Test File: test/PrecisionLoss.t.sol
pragma solidity ^0.8.20;
import {Test, console2} from "forge-std/Test.sol";
import {Game} from "../../src/Game.sol";
contract PrecisionLossTest is Test {
Game public game;
address public deployer;
function setUp() public {
deployer = makeAddr("deployer");
vm.deal(deployer, 1 ether);
vm.startPrank(deployer);
game = new Game(0.01 ether, 1 days, 10, 3);
vm.stopPrank();
}
function test_PoC_FeeCalculationLosesWei() public {
uint256 amountWithLoss = 199 wei;
uint256 platformFeePercentage = game.platformFeePercentage();
uint256 feeCalculatedByContract = (amountWithLoss * platformFeePercentage) / 100;
uint256 weiLost = (amountWithLoss * platformFeePercentage) % 100;
console2.log("Input Amount (wei):", amountWithLoss);
console2.log("Fee Percentage:", platformFeePercentage);
console2.log("Fee Collected by Contract (wei):", feeCalculatedByContract);
console2.log("Wei Lost to Rounding:", weiLost);
assertTrue(weiLost > 0, "VULNERABILITY: Wei was lost due to rounding down in fee calculation.");
assertEq(feeCalculatedByContract, 5, "Contract correctly calculates the truncated fee as 5 wei.");
assertEq(weiLost, 97, "Exactly 97 wei were lost to rounding.");
}
}
Successful Test Output:
$ forge test --match-path test/PrecisionLoss.t.sol -vv
Ran 1 test for test/PrecisionLoss.t.sol:PrecisionLossTest
[PASS] test_PoC_FeeCalculationLosesWei() (gas: 20592)
Logs:
Input Amount (wei): 199
Fee Percentage: 3
Fee Collected by Contract (wei): 5
Wei Lost to Rounding: 97
Suite result: ok. 1 passed; 0 failed; 0 skipped; finished in 660.25µs (100.70µs CPU time)

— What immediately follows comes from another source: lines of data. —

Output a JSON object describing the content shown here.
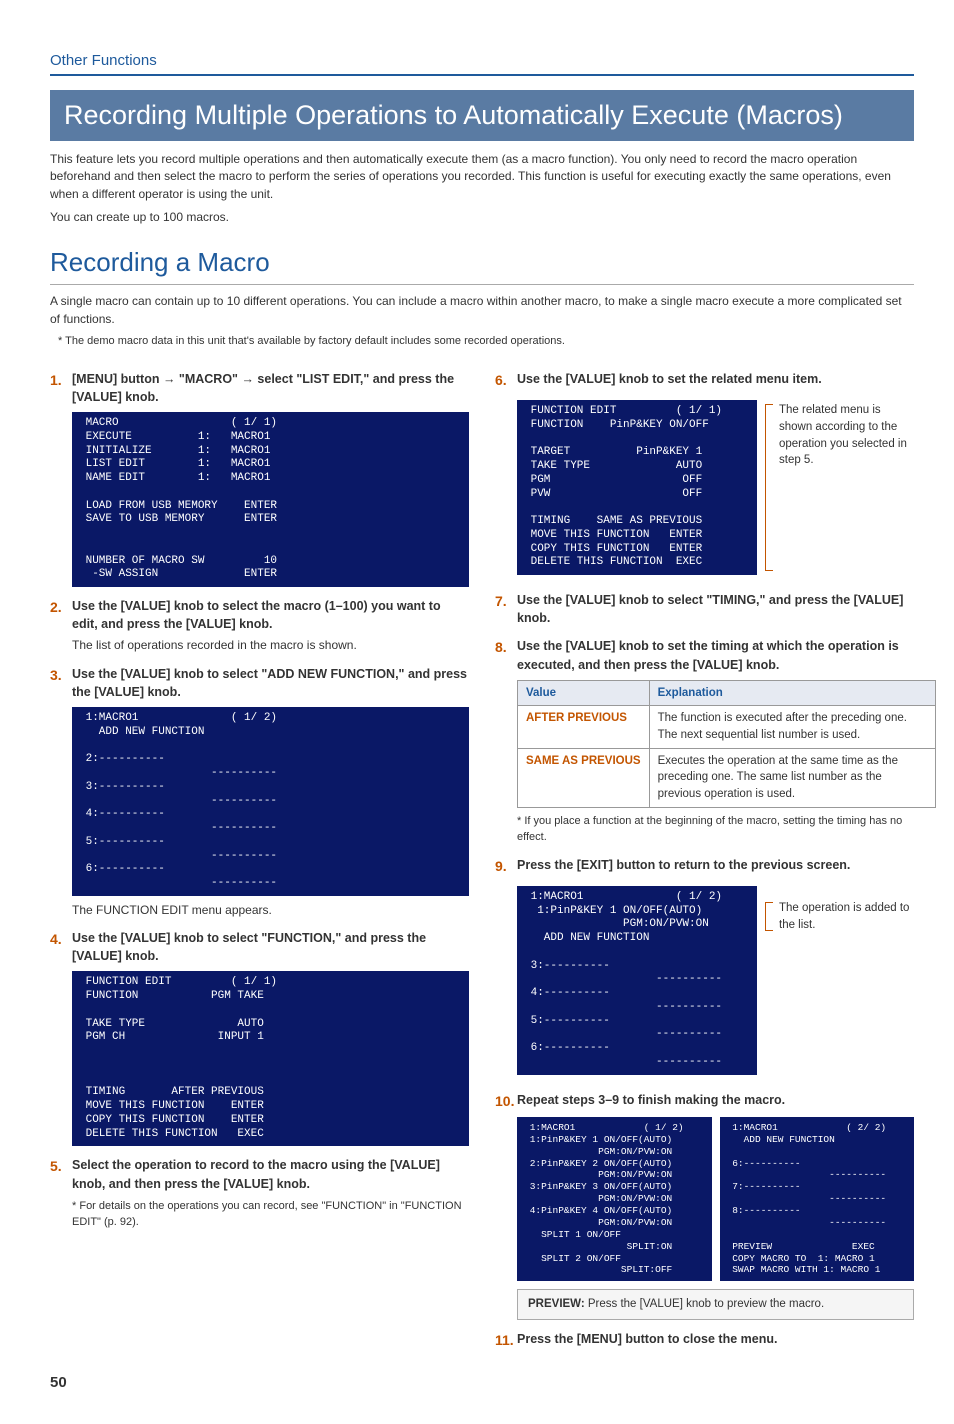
{
  "section_tag": "Other Functions",
  "h1": "Recording Multiple Operations to Automatically Execute (Macros)",
  "intro1": "This feature lets you record multiple operations and then automatically execute them (as a macro function). You only need to record the macro operation beforehand and then select the macro to perform the series of operations you recorded. This function is useful for executing exactly the same operations, even when a different operator is using the unit.",
  "intro2": "You can create up to 100 macros.",
  "h2": "Recording a Macro",
  "sub_intro": "A single macro can contain up to 10 different operations. You can include a macro within another macro, to make a single macro execute a more complicated set of functions.",
  "sub_note": "The demo macro data in this unit that's available by factory default includes some recorded operations.",
  "steps": {
    "s1": "[MENU] button → \"MACRO\" → select \"LIST EDIT,\" and press the [VALUE] knob.",
    "s2": "Use the [VALUE] knob to select the macro (1–100) you want to edit, and press the [VALUE] knob.",
    "s2_sub": "The list of operations recorded in the macro is shown.",
    "s3": "Use the [VALUE] knob to select \"ADD NEW FUNCTION,\" and press the [VALUE] knob.",
    "s3_sub": "The FUNCTION EDIT menu appears.",
    "s4": "Use the [VALUE] knob to select \"FUNCTION,\" and press the [VALUE] knob.",
    "s5": "Select the operation to record to the macro using the [VALUE] knob, and then press the [VALUE] knob.",
    "s5_note": "For details on the operations you can record, see \"FUNCTION\" in \"FUNCTION EDIT\" (p. 92).",
    "s6": "Use the [VALUE] knob to set the related menu item.",
    "s6_callout": "The related menu is shown according to the operation you selected in step 5.",
    "s7": "Use the [VALUE] knob to select \"TIMING,\" and press the [VALUE] knob.",
    "s8": "Use the [VALUE] knob to set the timing at which the operation is executed, and then press the [VALUE] knob.",
    "s8_note": "If you place a function at the beginning of the macro, setting the timing has no effect.",
    "s9": "Press the [EXIT] button to return to the previous screen.",
    "s9_callout": "The operation is added to the list.",
    "s10": "Repeat steps 3–9 to finish making the macro.",
    "s10_preview_label": "PREVIEW:",
    "s10_preview_text": " Press the [VALUE] knob to preview the macro.",
    "s11": "Press the [MENU] button to close the menu."
  },
  "table": {
    "h_value": "Value",
    "h_expl": "Explanation",
    "rows": [
      {
        "v": "AFTER PREVIOUS",
        "e": "The function is executed after the preceding one. The next sequential list number is used."
      },
      {
        "v": "SAME AS PREVIOUS",
        "e": "Executes the operation at the same time as the preceding one. The same list number as the previous operation is used."
      }
    ]
  },
  "screens": {
    "menu1": " MACRO                 ( 1/ 1)\n EXECUTE          1:   MACRO1\n INITIALIZE       1:   MACRO1\n LIST EDIT        1:   MACRO1\n NAME EDIT        1:   MACRO1\n\n LOAD FROM USB MEMORY    ENTER\n SAVE TO USB MEMORY      ENTER\n\n\n NUMBER OF MACRO SW         10\n  -SW ASSIGN             ENTER",
    "menu3": " 1:MACRO1              ( 1/ 2)\n   ADD NEW FUNCTION\n\n 2:----------\n                    ----------\n 3:----------\n                    ----------\n 4:----------\n                    ----------\n 5:----------\n                    ----------\n 6:----------\n                    ----------",
    "menu4": " FUNCTION EDIT         ( 1/ 1)\n FUNCTION           PGM TAKE\n\n TAKE TYPE              AUTO\n PGM CH              INPUT 1\n\n\n\n TIMING       AFTER PREVIOUS\n MOVE THIS FUNCTION    ENTER\n COPY THIS FUNCTION    ENTER\n DELETE THIS FUNCTION   EXEC",
    "menu6": " FUNCTION EDIT         ( 1/ 1)\n FUNCTION    PinP&KEY ON/OFF\n\n TARGET          PinP&KEY 1\n TAKE TYPE             AUTO\n PGM                    OFF\n PVW                    OFF\n\n TIMING    SAME AS PREVIOUS\n MOVE THIS FUNCTION   ENTER\n COPY THIS FUNCTION   ENTER\n DELETE THIS FUNCTION  EXEC",
    "menu9": " 1:MACRO1              ( 1/ 2)\n  1:PinP&KEY 1 ON/OFF(AUTO)\n               PGM:ON/PVW:ON\n   ADD NEW FUNCTION\n\n 3:----------\n                    ----------\n 4:----------\n                    ----------\n 5:----------\n                    ----------\n 6:----------\n                    ----------",
    "menu10a": " 1:MACRO1            ( 1/ 2)\n 1:PinP&KEY 1 ON/OFF(AUTO)\n             PGM:ON/PVW:ON\n 2:PinP&KEY 2 ON/OFF(AUTO)\n             PGM:ON/PVW:ON\n 3:PinP&KEY 3 ON/OFF(AUTO)\n             PGM:ON/PVW:ON\n 4:PinP&KEY 4 ON/OFF(AUTO)\n             PGM:ON/PVW:ON\n   SPLIT 1 ON/OFF\n                  SPLIT:ON\n   SPLIT 2 ON/OFF\n                 SPLIT:OFF",
    "menu10b": " 1:MACRO1            ( 2/ 2)\n   ADD NEW FUNCTION\n\n 6:----------\n                  ----------\n 7:----------\n                  ----------\n 8:----------\n                  ----------\n\n PREVIEW              EXEC\n COPY MACRO TO  1: MACRO 1\n SWAP MACRO WITH 1: MACRO 1"
  },
  "page_number": "50"
}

The test passes, confirming that the calculation logic inside the contract is flawed and leads to a loss of wei
, thus validating the vulnerability.
Recommended Mitigation
To ensure more accurate financial calculations, it is recommended to increase the precision of percentage calculations. The industry standard is to use basis points, where 10000
represents 100%.
// In src/Game.sol
// In constructor and state variables
- uint256 public feeIncreasePercentage;
- uint256 public platformFeePercentage;
+ uint256 public feeIncreaseBps;
+ uint256 public platformFeeBps;
// ... (update constructor, setters, and events accordingly) ...
// In claimThrone function
- currentPlatformFee = (sentAmount * platformFeePercentage) / 100;
+ currentPlatformFee = (sentAmount * platformFeeBps) / 10000;
- claimFee = claimFee + (claimFee * feeIncreasePercentage) / 100;
+ claimFee = claimFee + (claimFee * feeIncreaseBps) / 10000;
This change significantly reduces rounding errors and ensures the protocol captures revenue more accurately.